Sunday, July 25, 2010

In the Santo Spirito

The church bells are already ringing when I leave my Firenze apartment at 10:15 this Sunday. The peels wash over me as I cross Piazza di Santo Spirito and climb the basilica’s stone steps.

I follow a mother and her young daughter, maybe 8 years old, as they enter the 13th century Augustinian church through a side door. The girl is wearing a white summer smock, with matching ponytail ribbon. An attendant greets them familiarly, but looks me over before nodding me through (my polka-dot dress, covering both shoulders and knees, apparently passing muster).

As we three walk down the long nave, a friar in a simple black, hooded cassock unchains the front pews to allow parishioners closer to the altar. He greets the mother and daughter, his voice warm, and chats with a group of older women up front.

I haven’t attended Mass on my own volition, well, ever.



Dragged by my mother to Holy Redeemer Catholic Church in Webster Groves, Missouri, until the age of 12, I have layers of resentment, resistance and disconnect buried in the crypt of my spirituality.

My mother decamped to the friendlier Emmanuel Episcopal Church up the street, and my brother and sister became staples of its youth group. But my father and I stayed home, each with our reasons.

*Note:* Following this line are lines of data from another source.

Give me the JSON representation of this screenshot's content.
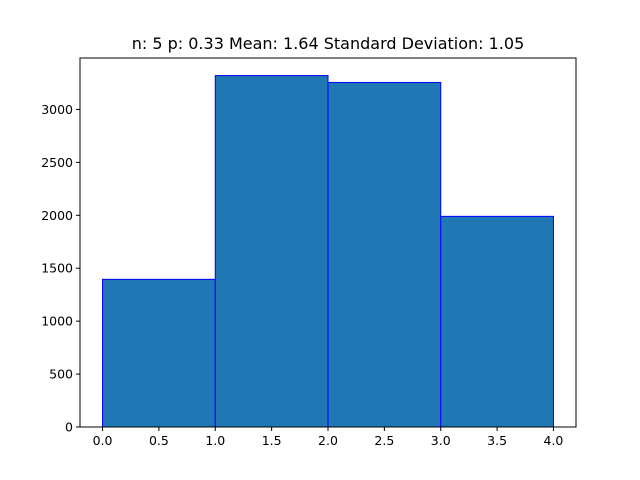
{
  "chart_data": {
    "type": "bar",
    "title": "n: 5 p: 0.33 Mean: 1.64 Standard Deviation: 1.05",
    "xlabel": "",
    "ylabel": "",
    "bins": [
      {
        "x0": 0.0,
        "x1": 1.0,
        "value": 1395
      },
      {
        "x0": 1.0,
        "x1": 2.0,
        "value": 3320
      },
      {
        "x0": 2.0,
        "x1": 3.0,
        "value": 3255
      },
      {
        "x0": 3.0,
        "x1": 4.0,
        "value": 1990
      }
    ],
    "xlim": [
      -0.2,
      4.2
    ],
    "ylim": [
      0,
      3486
    ],
    "x_ticks": [
      "0.0",
      "0.5",
      "1.0",
      "1.5",
      "2.0",
      "2.5",
      "3.0",
      "3.5",
      "4.0"
    ],
    "y_ticks": [
      "0",
      "500",
      "1000",
      "1500",
      "2000",
      "2500",
      "3000"
    ],
    "grid": false,
    "bar_fill": "#1f77b4",
    "bar_edge": "#0000ff"
  }
}
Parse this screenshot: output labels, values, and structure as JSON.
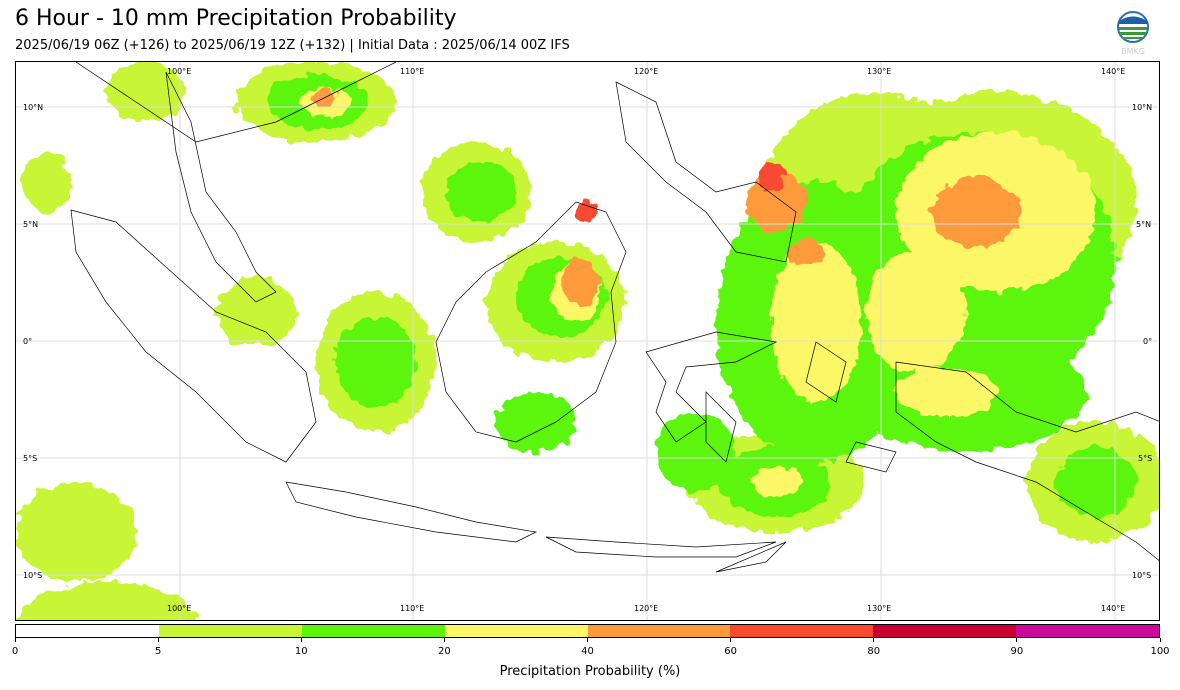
{
  "header": {
    "title": "6 Hour - 10 mm Precipitation Probability",
    "subtitle": "2025/06/19 06Z (+126) to 2025/06/19 12Z (+132) | Initial Data : 2025/06/14 00Z IFS",
    "logo_text": "BMKG"
  },
  "map": {
    "lon_labels": [
      "100°E",
      "110°E",
      "120°E",
      "130°E",
      "140°E"
    ],
    "lat_labels": [
      "10°N",
      "5°N",
      "0°",
      "5°S",
      "10°S"
    ],
    "lon_range": [
      93,
      142
    ],
    "lat_range": [
      -12,
      11.5
    ]
  },
  "colorbar": {
    "label": "Precipitation Probability (%)",
    "ticks": [
      "0",
      "5",
      "10",
      "20",
      "40",
      "60",
      "80",
      "90",
      "100"
    ],
    "colors": [
      "#ffffff",
      "#c8f534",
      "#5cf50a",
      "#fbf766",
      "#fd9a3a",
      "#f84a30",
      "#c90032",
      "#cb0a9c"
    ]
  },
  "icons": {
    "logo": "bmkg-logo-icon"
  }
}
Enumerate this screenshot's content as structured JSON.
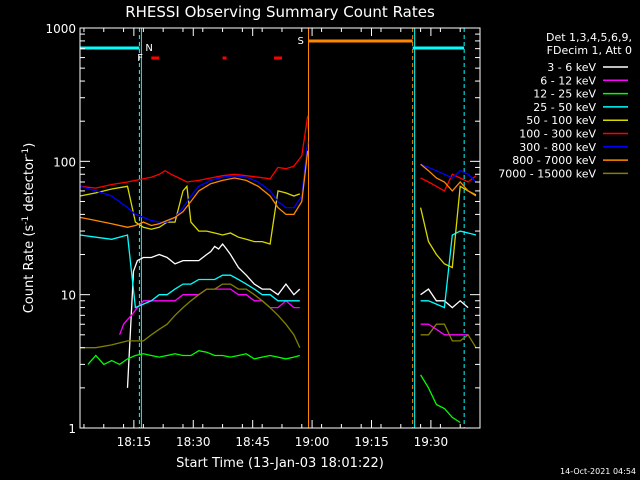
{
  "chart_data": {
    "type": "line",
    "title": "RHESSI Observing Summary Count Rates",
    "xlabel": "Start Time (13-Jan-03 18:01:22)",
    "ylabel_main": "Count Rate (s",
    "ylabel_sup1": "-1",
    "ylabel_mid": " detector",
    "ylabel_sup2": "-1",
    "ylabel_end": ")",
    "y_scale": "log",
    "ylim": [
      1,
      1000
    ],
    "xlim_minutes": [
      0,
      101
    ],
    "x_ticks": [
      {
        "label": "18:15",
        "t": 13.6
      },
      {
        "label": "18:30",
        "t": 28.6
      },
      {
        "label": "18:45",
        "t": 43.6
      },
      {
        "label": "19:00",
        "t": 58.6
      },
      {
        "label": "19:15",
        "t": 73.6
      },
      {
        "label": "19:30",
        "t": 88.6
      }
    ],
    "y_ticks": [
      {
        "label": "1",
        "v": 1
      },
      {
        "label": "10",
        "v": 10
      },
      {
        "label": "100",
        "v": 100
      },
      {
        "label": "1000",
        "v": 1000
      }
    ],
    "legend": {
      "header1": "Det 1,3,4,5,6,9,",
      "header2": "FDecim 1, Att 0",
      "placement": "outside-right"
    },
    "series": [
      {
        "name": "3 - 6 keV",
        "color": "#ffffff",
        "segments": [
          {
            "t": [
              12,
              13.5,
              14.5,
              16,
              18,
              20,
              22,
              24,
              26,
              28,
              30,
              32,
              33,
              34,
              35,
              36,
              37,
              38,
              40,
              42,
              44,
              46,
              48,
              50,
              52,
              54,
              55.5
            ],
            "v": [
              2,
              15,
              18,
              19,
              19,
              20,
              19,
              17,
              18,
              18,
              18,
              20,
              21,
              23,
              22,
              24,
              22,
              20,
              16,
              14,
              12,
              11,
              11,
              10,
              12,
              10,
              11
            ]
          },
          {
            "t": [
              86,
              88,
              90,
              92,
              94,
              96,
              98
            ],
            "v": [
              10,
              11,
              9,
              9,
              8,
              9,
              8
            ]
          }
        ]
      },
      {
        "name": "6 - 12 keV",
        "color": "#ff00ff",
        "segments": [
          {
            "t": [
              10,
              11,
              12,
              13,
              14.5,
              16,
              18,
              20,
              22,
              24,
              26,
              28,
              30,
              32,
              34,
              36,
              38,
              40,
              42,
              44,
              46,
              48,
              50,
              52,
              54,
              55.5
            ],
            "v": [
              5,
              6,
              6.5,
              7,
              8,
              9,
              9,
              9,
              9,
              9,
              10,
              10,
              10,
              11,
              11,
              11,
              11,
              10,
              10,
              9,
              9,
              8,
              8,
              9,
              8,
              8
            ]
          },
          {
            "t": [
              86,
              88,
              90,
              92,
              94,
              96,
              98
            ],
            "v": [
              6,
              6,
              5.5,
              5,
              5,
              5,
              5
            ]
          }
        ]
      },
      {
        "name": "12 - 25 keV",
        "color": "#00ff00",
        "segments": [
          {
            "t": [
              2,
              4,
              6,
              8,
              10,
              12,
              14,
              16,
              18,
              20,
              22,
              24,
              26,
              28,
              30,
              32,
              34,
              36,
              38,
              40,
              42,
              44,
              46,
              48,
              50,
              52,
              54,
              55.5
            ],
            "v": [
              3,
              3.5,
              3,
              3.2,
              3,
              3.3,
              3.5,
              3.6,
              3.5,
              3.4,
              3.5,
              3.6,
              3.5,
              3.5,
              3.8,
              3.7,
              3.5,
              3.5,
              3.4,
              3.5,
              3.6,
              3.3,
              3.4,
              3.5,
              3.4,
              3.3,
              3.4,
              3.5
            ]
          },
          {
            "t": [
              86,
              88,
              90,
              92,
              94,
              96
            ],
            "v": [
              2.5,
              2,
              1.5,
              1.4,
              1.2,
              1.1
            ]
          }
        ]
      },
      {
        "name": "25 - 50 keV",
        "color": "#00ffff",
        "segments": [
          {
            "t": [
              0,
              4,
              8,
              12,
              14,
              16,
              18,
              20,
              22,
              24,
              26,
              28,
              30,
              32,
              34,
              36,
              38,
              40,
              42,
              44,
              46,
              48,
              50,
              52,
              54,
              55.5
            ],
            "v": [
              28,
              27,
              26,
              28,
              8,
              8.5,
              9,
              10,
              10,
              11,
              12,
              12,
              13,
              13,
              13,
              14,
              14,
              13,
              12,
              11,
              10,
              10,
              9,
              9,
              9,
              9
            ]
          },
          {
            "t": [
              86,
              88,
              90,
              92,
              94,
              96,
              98,
              100
            ],
            "v": [
              9,
              9,
              8.5,
              8,
              28,
              30,
              29,
              28
            ]
          }
        ]
      },
      {
        "name": "50 - 100 keV",
        "color": "#d8d800",
        "segments": [
          {
            "t": [
              0,
              4,
              8,
              12,
              14,
              16,
              18,
              20,
              22,
              24,
              26,
              27,
              28,
              30,
              32,
              34,
              36,
              38,
              40,
              42,
              44,
              46,
              48,
              50,
              52,
              54,
              55.5
            ],
            "v": [
              55,
              58,
              62,
              65,
              35,
              32,
              31,
              32,
              35,
              35,
              60,
              65,
              35,
              30,
              30,
              29,
              28,
              29,
              27,
              26,
              25,
              25,
              24,
              60,
              58,
              55,
              57
            ]
          },
          {
            "t": [
              86,
              88,
              90,
              92,
              94,
              96,
              98,
              100
            ],
            "v": [
              45,
              25,
              20,
              17,
              16,
              65,
              60,
              56
            ]
          }
        ]
      },
      {
        "name": "100 - 300 keV",
        "color": "#ff0000",
        "segments": [
          {
            "t": [
              0,
              4,
              8,
              12,
              14,
              16,
              18,
              20,
              21.5,
              23,
              25,
              27,
              30,
              33,
              36,
              39,
              42,
              45,
              48,
              50,
              52,
              54,
              56,
              57.5
            ],
            "v": [
              65,
              63,
              67,
              70,
              72,
              74,
              76,
              80,
              85,
              80,
              75,
              70,
              72,
              75,
              78,
              80,
              78,
              76,
              74,
              90,
              88,
              92,
              110,
              220
            ]
          },
          {
            "t": [
              86,
              88,
              90,
              92,
              94,
              96,
              98,
              100
            ],
            "v": [
              75,
              70,
              65,
              60,
              80,
              75,
              70,
              78
            ]
          }
        ]
      },
      {
        "name": "300 - 800 keV",
        "color": "#0000ff",
        "segments": [
          {
            "t": [
              0,
              4,
              8,
              12,
              14,
              16,
              18,
              20,
              22,
              24,
              26,
              28,
              30,
              33,
              36,
              39,
              42,
              45,
              48,
              50,
              52,
              54,
              56,
              57.5
            ],
            "v": [
              65,
              60,
              55,
              45,
              40,
              38,
              36,
              35,
              35,
              38,
              45,
              55,
              65,
              72,
              76,
              78,
              76,
              70,
              60,
              50,
              45,
              45,
              55,
              140
            ]
          },
          {
            "t": [
              86,
              88,
              90,
              92,
              94,
              96,
              98,
              100
            ],
            "v": [
              95,
              90,
              85,
              80,
              75,
              85,
              80,
              70
            ]
          }
        ]
      },
      {
        "name": "800 - 7000 keV",
        "color": "#ff8800",
        "segments": [
          {
            "t": [
              0,
              4,
              8,
              12,
              14,
              16,
              18,
              20,
              22,
              24,
              26,
              28,
              30,
              33,
              36,
              39,
              42,
              45,
              48,
              50,
              52,
              54,
              56,
              57.5
            ],
            "v": [
              38,
              36,
              34,
              32,
              33,
              35,
              33,
              34,
              36,
              38,
              42,
              50,
              60,
              68,
              72,
              75,
              72,
              65,
              55,
              45,
              40,
              40,
              50,
              120
            ]
          },
          {
            "t": [
              86,
              88,
              90,
              92,
              94,
              96,
              98,
              100
            ],
            "v": [
              95,
              85,
              75,
              70,
              60,
              70,
              60,
              55
            ]
          }
        ]
      },
      {
        "name": "7000 - 15000 keV",
        "color": "#808000",
        "segments": [
          {
            "t": [
              0,
              4,
              8,
              12,
              14,
              16,
              18,
              20,
              22,
              24,
              26,
              28,
              30,
              32,
              34,
              36,
              38,
              40,
              42,
              44,
              46,
              48,
              50,
              52,
              54,
              55.5
            ],
            "v": [
              4,
              4,
              4.2,
              4.5,
              4.5,
              4.5,
              5,
              5.5,
              6,
              7,
              8,
              9,
              10,
              11,
              11,
              12,
              12,
              11,
              11,
              10,
              9,
              8,
              7,
              6,
              5,
              4
            ]
          },
          {
            "t": [
              86,
              88,
              90,
              92,
              94,
              96,
              98,
              100
            ],
            "v": [
              5,
              5,
              6,
              6,
              4.5,
              4.5,
              5,
              4
            ]
          }
        ]
      }
    ],
    "annotations": {
      "night_label": "N",
      "saa_label": "S",
      "flare_label": "F",
      "night_bars": [
        [
          0,
          15
        ],
        [
          84,
          97
        ]
      ],
      "night_marker_times": [
        15,
        97
      ],
      "saa_bar": [
        57.7,
        84
      ],
      "saa_marker_times": [
        57.7,
        84
      ],
      "flare_bars": [
        [
          18,
          20
        ],
        [
          36,
          37
        ],
        [
          49,
          51
        ]
      ],
      "gap_boundaries": [
        0,
        15.5,
        84.5
      ]
    },
    "timestamp": "14-Oct-2021 04:54"
  }
}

The closest I feel to spirituality today is in woods, fields and streams, along with the occasional service at the 1866-era Plum Street Temple in Cincinnati. I joke to friends that I attend The Church of the Sunday New York Times.

But these last two summers in Italy have sent me strolling through dozens of chiesas and basilicas. And I’d come to believe that to really appreciate the architecture, the art, the devotion, the raw display of money and power noble families invested in these churches, you need to feel it all come together as it was intended.

At Mass.

I genuflect and sit eight rows back in this basilica, designed by Brunelleschi and graced with a freestanding carved Christ on the cross attributed to Michelangelo, at age 17. A plethora of 8-foot by 10-foot, or larger, paintings – some of them quite notable, according to Santo Spirito literature – mark the 30+ smaller recesses and chapels. My pew has a small bronze plaque memorializing one Enzo Basile.

This is the first time I’ve been in Santo Spirito, though I frequent its piazza often. I gaze around at its refreshing simplicity – except for the spectacular, octagonal sacristy.

Some 15 other people sit around me as the hidden organist begins to play. The mother and daughter join the cluster of older women up front. A ray of light beams onto the richly carved confessional to the left.

The friar returns in ornate green robes, his gray hair freshly settled, sandals on his feet. He moves swiftly up the aisle to the altar. And suddenly, in twos and threes, the worshippers grow to about 50. As the older women – a choir of sorts, apparently – begins to sing, the rest of us rifle through our hymnals to blend in.

The padre’s Italian rings clear and crisp, each syllable enunciated. Yet it echoes down the Basilica di Santo Spirito like a lively intellectual discussion, rather than the dry, cold dictates of Father Gottwald at the Holy Redeemer of my memory.

During his 20-minute homily, the friar talks about family, church and community. About a chiesa both historical and relevant today. About contemplating the place of Christianity in our lives. I only catch these snatches of thoughts, as I don’t speak Italian well. But he is not challenging us, not arguing with us, not punishing us. He is merely sharing his thoughts about the readings, real life and how to fit God into all of it.

Surrounding him, the altar and sacristy of intricate inlaid marble and stone – like an oversized four-post bed, with a latticework iron cap – glows from both natural light and electric candles spaced along its walls. A single fresh flower bouquet is placed near the sacristy door. The gesture is truly unnecessary.

When we kneel, the worn, unpadded benches are just as unforgiving as I remember in my youth. I squirm to relieve the pressure on my knees, but not as much as the two restless toddlers behind me. The elderly man in front of me rises from his knees and leans over the railing instead.

The exchange of the peace catches me by surprise, and I whisper “peace” to those all around me who reach out to shake my hand. They appear not to notice my English. But I am prepared for the collection. The 8-year-old and her mother pass the collection dish up and down the aisles, and I add 3 euro.

The wooden confessional to my left warns me sternly as the others rise for Communion. I sit put. And soon the service is over, the last hymn sung, the people rising and socializing, as happens in churches, temples and mosques all over the world after worship.

As I move toward the door of the Basilica di Santo Spirito I see the friar, back in his black hooded robe, lay his hand, one-by-one, on the young twins who had squirmed behind me the entire service. Their father, in orange linen pants and handmade leather shoes, watches benevolently.

Next comes the 8-year-old, her long ponytail swinging, as she moves toward the padre. He speaks quietly to her, touches her head, and she replies, smiling. He raises his eyes and extends the smile to me.

And then we are out the door, back into the piazza, into the sunshine, the experience of celebrating Mass together trailing behind us like the lingering notes of a Renaissance operetta. But an operetta unfinished.